Since $\mathbf{J}=\frac{\partial\mathbf{P}}{\partial t}$, where $\mathbf{P}$ is the polarization density, it looks like the instantaneous ${P_d}$ can become negative. Does this correspond to "Joule cooling" or am I getting it wrong here?
 A: To answer your question in a very broad sense, you can certainly obtain negative Joule heating ("Joule cooling"), but you'll usually be very hard-pressed to find it actually happen.

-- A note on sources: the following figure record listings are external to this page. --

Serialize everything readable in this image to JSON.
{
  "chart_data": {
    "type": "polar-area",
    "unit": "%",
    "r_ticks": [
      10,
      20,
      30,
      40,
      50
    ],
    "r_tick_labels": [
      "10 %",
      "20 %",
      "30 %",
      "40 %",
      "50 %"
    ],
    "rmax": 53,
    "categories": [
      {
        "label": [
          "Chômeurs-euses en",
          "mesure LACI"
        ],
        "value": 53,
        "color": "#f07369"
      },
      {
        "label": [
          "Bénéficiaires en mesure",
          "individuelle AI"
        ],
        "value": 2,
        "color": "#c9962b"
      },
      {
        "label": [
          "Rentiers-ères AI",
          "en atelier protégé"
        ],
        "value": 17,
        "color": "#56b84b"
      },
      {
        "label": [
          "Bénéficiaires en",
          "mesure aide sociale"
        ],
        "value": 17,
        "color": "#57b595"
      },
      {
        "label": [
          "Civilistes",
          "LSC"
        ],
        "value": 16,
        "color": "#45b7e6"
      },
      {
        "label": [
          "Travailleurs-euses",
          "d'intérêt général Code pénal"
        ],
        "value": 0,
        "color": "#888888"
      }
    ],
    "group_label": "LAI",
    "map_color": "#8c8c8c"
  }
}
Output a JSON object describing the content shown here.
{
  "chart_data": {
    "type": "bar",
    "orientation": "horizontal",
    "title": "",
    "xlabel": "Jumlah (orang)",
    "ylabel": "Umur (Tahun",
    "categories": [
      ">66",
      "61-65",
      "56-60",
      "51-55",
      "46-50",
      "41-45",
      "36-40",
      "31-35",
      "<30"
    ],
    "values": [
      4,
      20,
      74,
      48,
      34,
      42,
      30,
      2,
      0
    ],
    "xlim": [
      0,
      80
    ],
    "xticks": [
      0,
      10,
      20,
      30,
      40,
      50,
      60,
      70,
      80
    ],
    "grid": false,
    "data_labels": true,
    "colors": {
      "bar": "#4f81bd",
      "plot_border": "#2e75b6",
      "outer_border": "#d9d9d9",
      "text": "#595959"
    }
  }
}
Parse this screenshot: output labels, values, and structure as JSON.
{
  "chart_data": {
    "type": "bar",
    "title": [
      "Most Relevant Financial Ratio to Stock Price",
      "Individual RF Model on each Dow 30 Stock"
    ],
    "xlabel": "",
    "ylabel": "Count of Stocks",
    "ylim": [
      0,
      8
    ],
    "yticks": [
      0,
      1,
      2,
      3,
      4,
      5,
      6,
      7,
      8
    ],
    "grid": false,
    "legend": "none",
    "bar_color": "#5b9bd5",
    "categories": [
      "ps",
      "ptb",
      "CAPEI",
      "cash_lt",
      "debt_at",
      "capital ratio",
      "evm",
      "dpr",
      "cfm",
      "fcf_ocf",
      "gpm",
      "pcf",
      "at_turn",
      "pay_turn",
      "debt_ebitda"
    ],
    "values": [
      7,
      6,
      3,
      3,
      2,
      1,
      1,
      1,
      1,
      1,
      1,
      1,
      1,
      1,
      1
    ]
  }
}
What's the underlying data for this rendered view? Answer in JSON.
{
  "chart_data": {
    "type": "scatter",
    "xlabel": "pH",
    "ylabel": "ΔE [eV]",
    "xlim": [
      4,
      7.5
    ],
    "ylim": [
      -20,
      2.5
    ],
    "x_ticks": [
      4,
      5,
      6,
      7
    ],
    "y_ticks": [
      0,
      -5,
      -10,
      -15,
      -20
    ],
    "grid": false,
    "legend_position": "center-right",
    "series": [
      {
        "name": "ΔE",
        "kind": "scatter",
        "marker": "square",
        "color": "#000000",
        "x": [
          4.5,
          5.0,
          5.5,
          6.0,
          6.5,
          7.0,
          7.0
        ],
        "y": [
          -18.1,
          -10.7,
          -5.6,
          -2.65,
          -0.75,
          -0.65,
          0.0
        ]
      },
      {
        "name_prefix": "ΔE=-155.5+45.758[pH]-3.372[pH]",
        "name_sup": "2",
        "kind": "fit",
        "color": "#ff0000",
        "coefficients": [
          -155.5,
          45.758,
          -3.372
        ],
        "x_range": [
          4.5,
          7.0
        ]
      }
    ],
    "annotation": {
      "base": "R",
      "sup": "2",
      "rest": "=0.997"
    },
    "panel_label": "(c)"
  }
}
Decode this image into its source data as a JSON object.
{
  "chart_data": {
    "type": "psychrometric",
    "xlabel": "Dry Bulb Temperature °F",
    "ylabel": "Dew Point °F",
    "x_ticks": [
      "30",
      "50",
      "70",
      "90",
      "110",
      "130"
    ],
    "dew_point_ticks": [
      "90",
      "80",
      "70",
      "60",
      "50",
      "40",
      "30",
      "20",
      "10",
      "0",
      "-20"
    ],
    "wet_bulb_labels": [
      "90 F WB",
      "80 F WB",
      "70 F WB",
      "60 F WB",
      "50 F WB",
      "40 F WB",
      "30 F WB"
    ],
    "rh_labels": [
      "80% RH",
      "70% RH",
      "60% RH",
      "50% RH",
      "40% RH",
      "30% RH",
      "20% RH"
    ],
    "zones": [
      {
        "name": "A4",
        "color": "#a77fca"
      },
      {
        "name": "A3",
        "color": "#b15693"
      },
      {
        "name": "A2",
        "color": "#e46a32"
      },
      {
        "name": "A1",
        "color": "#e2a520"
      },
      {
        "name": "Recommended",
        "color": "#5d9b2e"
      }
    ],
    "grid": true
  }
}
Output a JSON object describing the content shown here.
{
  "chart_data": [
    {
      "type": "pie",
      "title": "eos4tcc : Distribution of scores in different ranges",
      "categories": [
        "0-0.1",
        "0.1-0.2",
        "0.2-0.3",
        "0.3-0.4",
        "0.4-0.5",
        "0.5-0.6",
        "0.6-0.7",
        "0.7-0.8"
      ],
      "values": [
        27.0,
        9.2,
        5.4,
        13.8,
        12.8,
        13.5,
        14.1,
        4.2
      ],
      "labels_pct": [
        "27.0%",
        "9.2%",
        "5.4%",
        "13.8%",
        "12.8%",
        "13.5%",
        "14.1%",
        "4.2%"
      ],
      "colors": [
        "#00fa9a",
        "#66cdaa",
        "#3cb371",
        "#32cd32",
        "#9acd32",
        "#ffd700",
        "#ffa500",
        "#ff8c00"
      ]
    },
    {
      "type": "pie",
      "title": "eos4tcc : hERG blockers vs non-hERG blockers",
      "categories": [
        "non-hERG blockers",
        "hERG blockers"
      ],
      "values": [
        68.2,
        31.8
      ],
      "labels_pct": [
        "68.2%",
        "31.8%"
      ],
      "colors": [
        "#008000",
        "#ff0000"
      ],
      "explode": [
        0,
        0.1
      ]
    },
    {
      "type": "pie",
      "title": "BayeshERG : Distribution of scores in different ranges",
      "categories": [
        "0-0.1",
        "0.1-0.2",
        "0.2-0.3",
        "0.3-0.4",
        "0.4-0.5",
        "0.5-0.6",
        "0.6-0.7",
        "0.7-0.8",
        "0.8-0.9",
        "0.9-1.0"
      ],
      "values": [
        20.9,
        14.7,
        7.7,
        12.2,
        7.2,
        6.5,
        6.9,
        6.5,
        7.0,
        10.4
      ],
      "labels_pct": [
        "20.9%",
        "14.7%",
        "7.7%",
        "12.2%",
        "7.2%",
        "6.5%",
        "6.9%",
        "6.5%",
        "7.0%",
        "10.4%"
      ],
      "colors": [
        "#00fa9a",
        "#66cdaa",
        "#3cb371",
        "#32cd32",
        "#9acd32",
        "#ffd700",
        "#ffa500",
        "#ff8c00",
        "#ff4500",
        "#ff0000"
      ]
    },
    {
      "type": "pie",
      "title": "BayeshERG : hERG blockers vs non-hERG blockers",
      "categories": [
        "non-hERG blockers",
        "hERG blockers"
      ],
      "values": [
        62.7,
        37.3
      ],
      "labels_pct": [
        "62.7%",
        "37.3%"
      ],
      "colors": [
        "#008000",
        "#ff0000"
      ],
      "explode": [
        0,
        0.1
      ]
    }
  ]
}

To give you an elementary example, take Ampere's law in a vacuum in terms of the current density:
$$\vec{J} = \frac{\nabla\times\vec{B}}{\mu_0} - \epsilon_0\frac{\partial\vec{E}}{\partial t}$$
If you neglect the magnetic term, you'll find that the Joule heating term is:
$$P = -\epsilon_0\left(\vec{E}\cdot\frac{\partial\vec{E}}{\partial t}\right)$$
All you'd need to do in this case is set up a scenario in which your electric field is pointing parallel to the direction in which it's changing with respect to time in order to obtain "Joule cooling". The problem is that almost all materials will try to change the electric field in them such that the $\frac{\partial\vec{E}}{\partial t}$ and $\vec{E}$ vectors are antiparallel. In the case of Ohmic materials where $\vec{J} = \sigma\vec{E}$, it's completely impossible to get Joule cooling because:
$$P = \vec{J}\cdot\vec{E} = \sigma\left(\vec{E}\cdot\vec{E}\right)$$
which is of course always positive unless you have some weird metamaterial with negative conductivity. Because polarization fields tends to oppose external fields, you'll find it's almost impossible to find an actual case of Joule cooling even though mathematically it's perfectly allowed/tractable. This is because electric fields will try to cause charges in matter to "flow" in the direction of the electric field to minimize the free energy of the system; doing the opposite would inevitably require some external work input. Just take a look at the electric part of the Lorentz force density $\vec{f}$ on a charge density $\rho$:
$$\vec{f} = \rho\vec{E}$$
This force density is pointing in the direction of the electric field, which means that charges will try to move in the electric field's direction in the absence of other non-electric forces even if the electric field was damped by material polarization.